AIM: To investigate the effect and underlying mechanisms of Polygalasaponin F (PGSF), a triterpenoid saponin isolated from Polygala japonica, on long-term potentiation (LTP) in hippocampus dentate gyrus (DG) of anesthetized rats. METHODS: Population spike (PS) of hippocampal DG was recorded in anesthetized male Wistar rats. PGSF, the NMDAR inhibitor MK801 and the CaMKII inhibitor KN93 were intracerebroventricularly administered. Western blotting analysis was used to examine the phosphorylation expressions of NMDA receptor subunit 2B (NR2B), Ca(2+)/calmodulin-dependent kinase II (CaMKII), extracellular signal-regulated kinase (ERK), and cAMP response element-binding protein (CREB). RESULTS: Intracerebroventricular administration of PGSF (1 and 10 mumol/L) produced long-lasting increase of PS amplitude in hippocampal DG in a dose-dependent manner. Pre-injection of MK801 (100 mumol/L) or KN93 (100 mumol/L) completely blocked PGSF-induced LTP. Furthermore, the phosphorylation of NR2B, CaMKII, ERK, and CREB in hippocampus was significantly increased 5-60 min after LTP induction. The up-regulation of p-CaMKII expression could be completely abolished by pre-injection of MK801. The up-regulation of p-ERK and p-CREB expressions could be partially blocked by pre-injection of KN93. CONCLUSION: PGSF could induce LTP in hippocampal DG in anesthetized rats via NMDAR activation mediated by CaMKII, ERK and CREB signaling pathway.
Polygalasaponin F inhibits secretion of inflammatory cytokines via NF-kappaB pathway regulation.[Pubmed:25082394]

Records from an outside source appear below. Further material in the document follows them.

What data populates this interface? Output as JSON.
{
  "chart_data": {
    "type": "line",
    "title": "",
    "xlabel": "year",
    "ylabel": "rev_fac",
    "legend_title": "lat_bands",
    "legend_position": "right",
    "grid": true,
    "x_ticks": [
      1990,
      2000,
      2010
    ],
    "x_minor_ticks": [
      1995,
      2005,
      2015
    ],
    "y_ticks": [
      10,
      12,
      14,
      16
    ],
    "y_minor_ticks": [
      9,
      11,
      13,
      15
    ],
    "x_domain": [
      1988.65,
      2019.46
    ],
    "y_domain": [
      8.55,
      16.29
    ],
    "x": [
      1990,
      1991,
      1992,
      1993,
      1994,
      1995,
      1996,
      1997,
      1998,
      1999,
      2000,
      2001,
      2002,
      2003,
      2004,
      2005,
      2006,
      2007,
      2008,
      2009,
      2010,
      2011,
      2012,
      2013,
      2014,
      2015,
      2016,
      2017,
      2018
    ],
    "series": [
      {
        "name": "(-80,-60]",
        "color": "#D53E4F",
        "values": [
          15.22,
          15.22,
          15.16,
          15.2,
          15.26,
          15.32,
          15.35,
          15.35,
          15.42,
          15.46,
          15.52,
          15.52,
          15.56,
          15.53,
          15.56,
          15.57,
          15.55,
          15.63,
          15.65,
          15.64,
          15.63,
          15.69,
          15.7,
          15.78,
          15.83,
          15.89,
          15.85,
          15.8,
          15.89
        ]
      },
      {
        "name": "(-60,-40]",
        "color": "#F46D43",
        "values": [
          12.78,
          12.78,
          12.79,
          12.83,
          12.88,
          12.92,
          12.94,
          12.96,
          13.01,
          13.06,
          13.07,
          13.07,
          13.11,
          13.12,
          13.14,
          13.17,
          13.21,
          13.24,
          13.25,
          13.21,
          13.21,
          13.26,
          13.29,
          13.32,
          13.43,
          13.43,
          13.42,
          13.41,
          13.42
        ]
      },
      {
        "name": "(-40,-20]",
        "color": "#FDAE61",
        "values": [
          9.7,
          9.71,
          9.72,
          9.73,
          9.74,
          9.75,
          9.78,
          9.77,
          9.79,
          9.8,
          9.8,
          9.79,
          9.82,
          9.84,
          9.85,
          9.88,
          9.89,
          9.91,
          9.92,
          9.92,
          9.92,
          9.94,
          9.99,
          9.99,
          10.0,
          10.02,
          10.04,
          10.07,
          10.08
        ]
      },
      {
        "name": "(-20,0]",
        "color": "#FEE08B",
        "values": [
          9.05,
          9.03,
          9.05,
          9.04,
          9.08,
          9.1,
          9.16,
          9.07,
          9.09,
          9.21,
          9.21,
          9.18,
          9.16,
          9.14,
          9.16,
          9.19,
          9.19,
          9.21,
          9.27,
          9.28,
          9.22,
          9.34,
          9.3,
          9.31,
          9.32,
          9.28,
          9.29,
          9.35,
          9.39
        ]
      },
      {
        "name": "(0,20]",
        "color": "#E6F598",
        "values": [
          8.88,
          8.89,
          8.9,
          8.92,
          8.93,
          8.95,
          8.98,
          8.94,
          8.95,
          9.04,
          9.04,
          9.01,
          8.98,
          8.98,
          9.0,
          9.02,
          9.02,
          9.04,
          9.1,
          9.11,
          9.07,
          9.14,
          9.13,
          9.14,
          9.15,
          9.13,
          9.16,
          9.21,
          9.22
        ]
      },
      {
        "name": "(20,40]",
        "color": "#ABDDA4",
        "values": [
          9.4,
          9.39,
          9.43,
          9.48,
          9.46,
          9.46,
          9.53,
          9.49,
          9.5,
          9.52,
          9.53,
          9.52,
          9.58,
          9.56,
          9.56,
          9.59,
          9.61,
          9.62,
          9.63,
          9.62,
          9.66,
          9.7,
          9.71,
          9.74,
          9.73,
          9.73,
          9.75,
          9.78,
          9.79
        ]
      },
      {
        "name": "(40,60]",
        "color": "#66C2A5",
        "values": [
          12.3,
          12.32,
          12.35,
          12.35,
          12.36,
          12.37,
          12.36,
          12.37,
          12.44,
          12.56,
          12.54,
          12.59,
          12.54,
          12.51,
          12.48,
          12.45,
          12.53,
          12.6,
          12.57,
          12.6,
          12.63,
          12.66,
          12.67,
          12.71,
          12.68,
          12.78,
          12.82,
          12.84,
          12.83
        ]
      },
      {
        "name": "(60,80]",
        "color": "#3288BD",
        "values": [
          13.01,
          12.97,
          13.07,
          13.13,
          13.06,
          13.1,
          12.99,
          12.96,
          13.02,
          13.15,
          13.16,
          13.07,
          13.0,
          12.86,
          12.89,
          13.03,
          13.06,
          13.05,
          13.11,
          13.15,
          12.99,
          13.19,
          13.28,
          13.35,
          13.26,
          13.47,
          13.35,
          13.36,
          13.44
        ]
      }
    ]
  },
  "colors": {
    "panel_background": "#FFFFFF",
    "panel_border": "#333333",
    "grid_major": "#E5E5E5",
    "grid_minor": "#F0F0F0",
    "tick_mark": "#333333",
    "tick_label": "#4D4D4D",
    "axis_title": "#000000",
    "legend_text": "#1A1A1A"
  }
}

J Asian Nat Prod Res. 2014;16(8):865-75.
To study the anti-neuroinflammatory mechanisms of Polygalasaponin F (PS-F), ELISA method was used to detect the secretion of inflammatory cytokines. Western blot was used to detect the protein expression and phosphorylation levels. Immunofluorescence assay was used to observe the NF-kappaB nuclear translocation. PS-F could inhibit the release of inflammatory cytokines TNF-alpha and NO induced by lipopolysaccharides (LPS) and reduce the expression of inducible nitric oxide synthases (iNOS). As for MAPK-signaling pathway, PS-F could only inhibit the phosphorylation levels of p38 MAPK, but did not significantly affect the phosphorylation levels of JNK and ERK1/2 protein kinases. PS-F could inhibit NF-kappaB nuclear translocation in a dose-dependent manner. The results of Western blot assay were consistent with immunofluorescence assays. Meanwhile, p38-specific inhibitor SB203580 (20 muM) and p65-specific inhibitor PDTC (100 muM) were, respectively, administered as a positive control. In addition, PS-F could significantly inhibit the cytotoxicity of conditioned medium prepared by LPS-stimulated BV-2 microglia (LPS conditioned media) to neuronal PC12 cells and improve cell viability. PS-F inhibits the secretions of neuroinflammatory cytokines by the regulation of NF-kappaB-signaling pathway.